Back in 1985, the pound's poor performance against its US counterpart wasn't due to volatility in the united kingdom currency like it is today. It had been right down to the immense strength of the dollar at the time.

Major tax cuts under president Ronald Reagan, who took office in 1981, had boosted the American economy.

The Federal Reserve – the united states equivalent of the Bank of England – then chose to raise interest rates, prompting foreign investors to place their cash in to the US.

This in turn sent the need for the dollar higher against other currencies such as the British pound.

At its lowest point, the pound was worth just 1.09 dollars.

What changed?

The strength from the dollar meant overseas buyers got less bang for his or her buck when trying to import goods in the US.

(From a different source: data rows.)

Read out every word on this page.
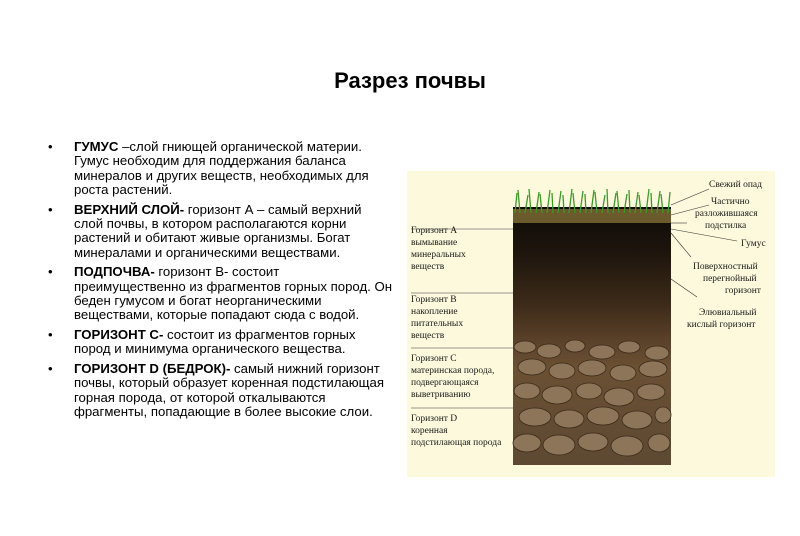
Разрез почвы
• ГУМУС –слой гниющей органической материи. Гумус необходим для поддержания баланса минералов и других веществ, необходимых для роста растений.
• ВЕРХНИЙ СЛОЙ- горизонт А – самый верхний слой почвы, в котором располагаются корни растений и обитают живые организмы. Богат минералами и органическими веществами.
• ПОДПОЧВА- горизонт В- состоит преимущественно из фрагментов горных пород. Он беден гумусом и богат неорганическими веществами, которые попадают сюда с водой.
• ГОРИЗОНТ С- состоит из фрагментов горных пород и минимума органического вещества.
• ГОРИЗОНТ D (БЕДРОК)- самый нижний горизонт почвы, который образует коренная подстилающая горная порода, от которой откалываются фрагменты, попадающие в более высокие слои.
Горизонт A
вымывание
минеральных
веществ
Горизонт B
накопление
питательных
веществ
Горизонт C
материнская порода,
подвергающаяся
выветриванию
Горизонт D
коренная
подстилающая порода
Свежий опад
Частично
разложившаяся
подстилка
Гумус
Поверхностный
перегнойный
горизонт
Элювиальный
кислый горизонт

American manufacturers were therefore hard-hit by the exchange rate, which was harming its ability to export.

There were also concerns over protectionism, as other countries slapped tariffs by themselves exports to consider benefit of the dollar's value.

Eventually the US got together with France, West Germany, Japan and the UK and signed the Plaza Accord, which agreed to depreciate the need for the dollar.

Central bankers sold more dollars in return for other currencies, bringing its value down 40% in only two years.

What's happening now?

The pound has been more volatile since the 2021 EU referendum result, including a so-called “flash crash” in October which most analysts don't count when discussing historic lows from the currency.

As the extended Brexit deadline approaches, sterling has been battered by news of Boris Johnson's plans to prorogue Parliament and was given another knock on Monday night by rising rumours of a general election.

“Sending Britons to the polls reveals a wider range of outcomes that include a greater possibility of extreme scenarios compared to the current state of play and for that reason increases market volatility going forward,” said David Cheetham, chief market analyst at XTB Market.

“For the time being traders are buckling up for any bumpy ride and then any high conviction calls are few in number given the inherent unpredictability when politics requires a prominent role in moving the markets.”